Вот один комик, сидевший за отдельным столом с директором симбирского театра, вдруг просиял – это он получил ангажемент, или на театральном жаргоне «кончил». (Получить ангажемент – значит «кончить». Я кончил в Казань, я кончил в Рыбинск и т. п.)
– В Симбирск? – спрашивает его один из товарищей.
– В Симбирск.
– Город хороший. Я там два сезона играл.
– Главное – дворянский, – поддакивает комик. – Настрадался уж я в Ярославле-то у Васьки Смирнова. Ты знаешь, он меня, с моим-то ростом, заставил раз Ляпунова играть.
– Что же, играл?
– Нет, жандармский полковник заступился. «Я, говорит, не позволю тебе безобразничать». А Юстиниана в «Велизарии» играл и вместо сандалий резиновые галоши надевал. То есть такой срам был – смерть! А ты посмотри, что это за антрепренер – барин, в Шевалдышевой гостинице остановился.
– А сколько?
– Семьдесят пять, два полубенефиса, парики его, две пары лаковых сапог, шляпа…
– Чего ж тебе еще!
– Ах, как я доволен! Гаврила, давай рябиновки. Губернатор, говорят, отличный человек; губернаторша почти и из театра не выходит; откупщик тоже барин, на благородных спектаклях Фамусова играет, за бенефис двадцать пять дает… То есть как я доволен!..
Трагик Хрисанф[110] пререкается с одним из антрепренеров.
– Ну, какой ты антрепренер? Что ты понимаешь в великом искусстве? Ты буфет в театре держал! Ну что ты смыслишь?
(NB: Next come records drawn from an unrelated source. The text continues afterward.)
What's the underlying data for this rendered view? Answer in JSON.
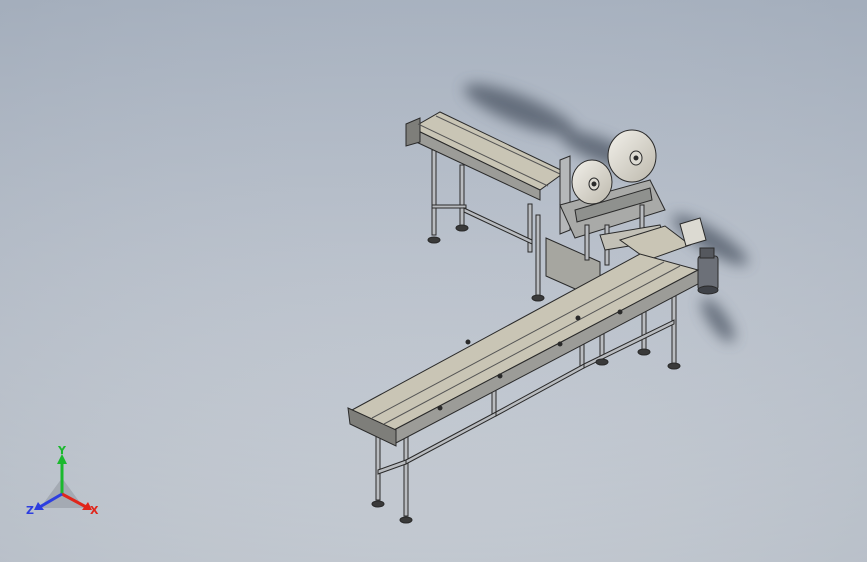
{
  "viewport": {
    "model": "conveyor-assembly",
    "colors": {
      "belt": "#c9c5b5",
      "frame": "#9c9c98",
      "edge": "#2a2a2a",
      "shadow": "#6f7680",
      "leg": "#b9bcc0",
      "foot": "#3a3a3a"
    }
  },
  "triad": {
    "x_label": "X",
    "y_label": "Y",
    "z_label": "Z",
    "colors": {
      "x": "#e0261b",
      "y": "#1bb92e",
      "z": "#2d3ee0"
    }
  }
}
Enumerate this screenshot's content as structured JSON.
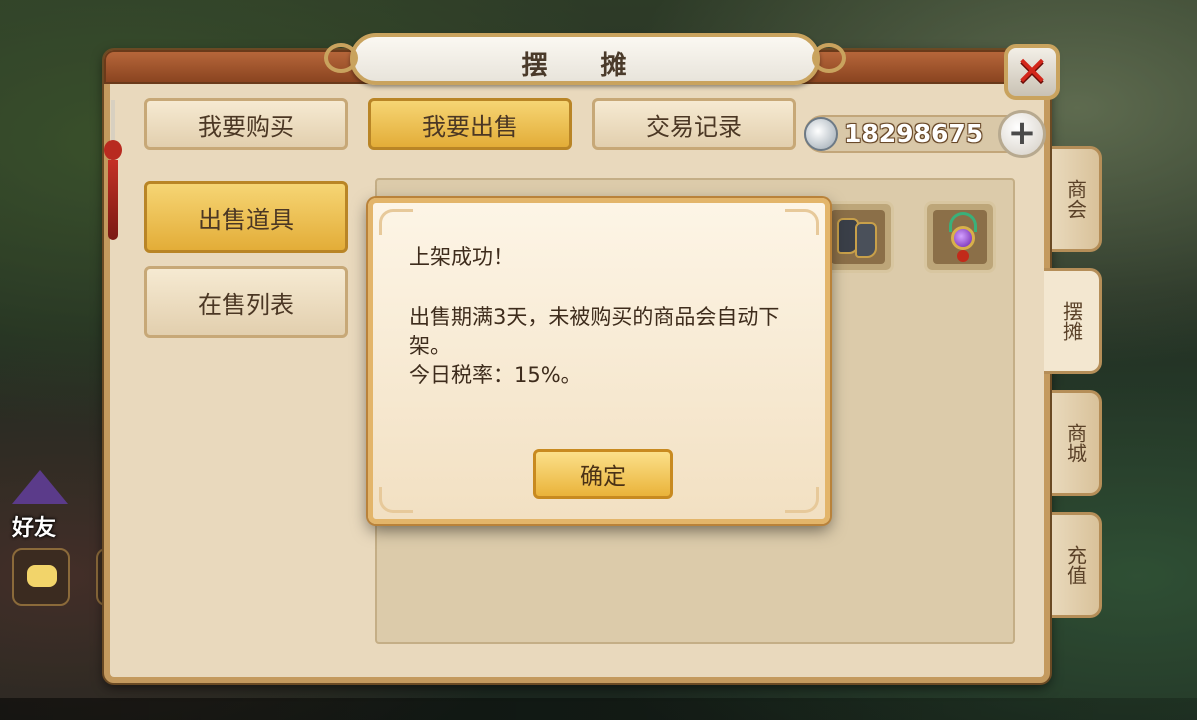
{
  "panel": {
    "title": "摆 摊",
    "close_icon": "close-x-icon"
  },
  "top_tabs": [
    {
      "label": "我要购买",
      "active": false
    },
    {
      "label": "我要出售",
      "active": true
    },
    {
      "label": "交易记录",
      "active": false
    }
  ],
  "currency": {
    "amount": "18298675",
    "icon": "silver-coin-icon",
    "add_icon": "plus-icon"
  },
  "left_menu": [
    {
      "label": "出售道具",
      "active": true
    },
    {
      "label": "在售列表",
      "active": false
    }
  ],
  "items": [
    {
      "name": "boots-item-icon"
    },
    {
      "name": "amulet-item-icon"
    }
  ],
  "side_tabs": [
    {
      "label": "商会",
      "active": false
    },
    {
      "label": "摆摊",
      "active": true
    },
    {
      "label": "商城",
      "active": false
    },
    {
      "label": "充值",
      "active": false
    }
  ],
  "dialog": {
    "title": "上架成功！",
    "line1": "出售期满3天，未被购买的商品会自动下架。",
    "line2": "今日税率：15%。",
    "confirm_label": "确定"
  },
  "hud": {
    "friends_label": "好友",
    "chat_icon": "chat-bubble-icon"
  },
  "colors": {
    "active_tab": "#e3ad38",
    "panel_bg": "#e9d9bd",
    "close_x": "#d3271b"
  }
}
Орловский антрепренер в тоске: он не может подыскать актера, который бы сыграл Любима Торцова в комедии «Бедность не порок», только что в то время появившейся в репертуаре.
– В Коренной ярманке[111] купец собирается со всего света, пьеса нравоучительная, купеческие пороки выведены в совершенстве… Хоть сам играй!
Ввязывается Смальков.
– Я в Нижнем ставил. Некрасов играл чудесно!
– Какой же он Любим Торцов? Он маленький, его от земли не видать!
– Толщину надевал, отлично играл.
– Я тоже в Рыбинске ставил, – вмешивается Смирнов.
– Это у себя в курятнике-то? – возражает Хрисанф. – Ты бы молчал лучше. Знаешь ли ты, что играть Любима Торцова…
– Что же в нем особенного? Обыкновенный пьяный купец…
– Особенного? Я с тобой и разговаривать не хочу! Да я с тебя полтораста Ляпуновых[112] за этого пьяного купца не возьму. Ведь эту роль должен трагик играть, а он мальчишку нарядил. Понятие!
– У нас на юге эту пьесу не поймут, у нас в ходу больше помпезные пьесы, – вступает в разговор содержатель севастопольского театра.
– Подите вы с своим югом-то! У вас Гамлет в сцене с матерью с папироской вышел!
– Пьяный был, – заступается содержатель.
– А король Лир звезды с кавалерийского вальтрапа[113] на себя надевает – тоже пьяный? Играйте вы там своих «Багдадских пирожников», «Принцев с хохлом, горбом и бельмом». Настоящий репертуар вам не по плечу. Да и многих он врасплох застал. Теперь не то! Теперь «Шире дорогу – Любим Торцов идет!» Налей мне, Петр Михайлович, рябиновки. Разозлил он меня! Вот ты, – обращаясь к молодому актеру, – первогодочек, только что начинаешь нашу скитальческую жизнь, вот ты знай, у кого ты будешь в лапах. Они все здесь, эти губители талантов. Закались заранее. Да что у тебя – страсть к театру или тебе жрать нечего?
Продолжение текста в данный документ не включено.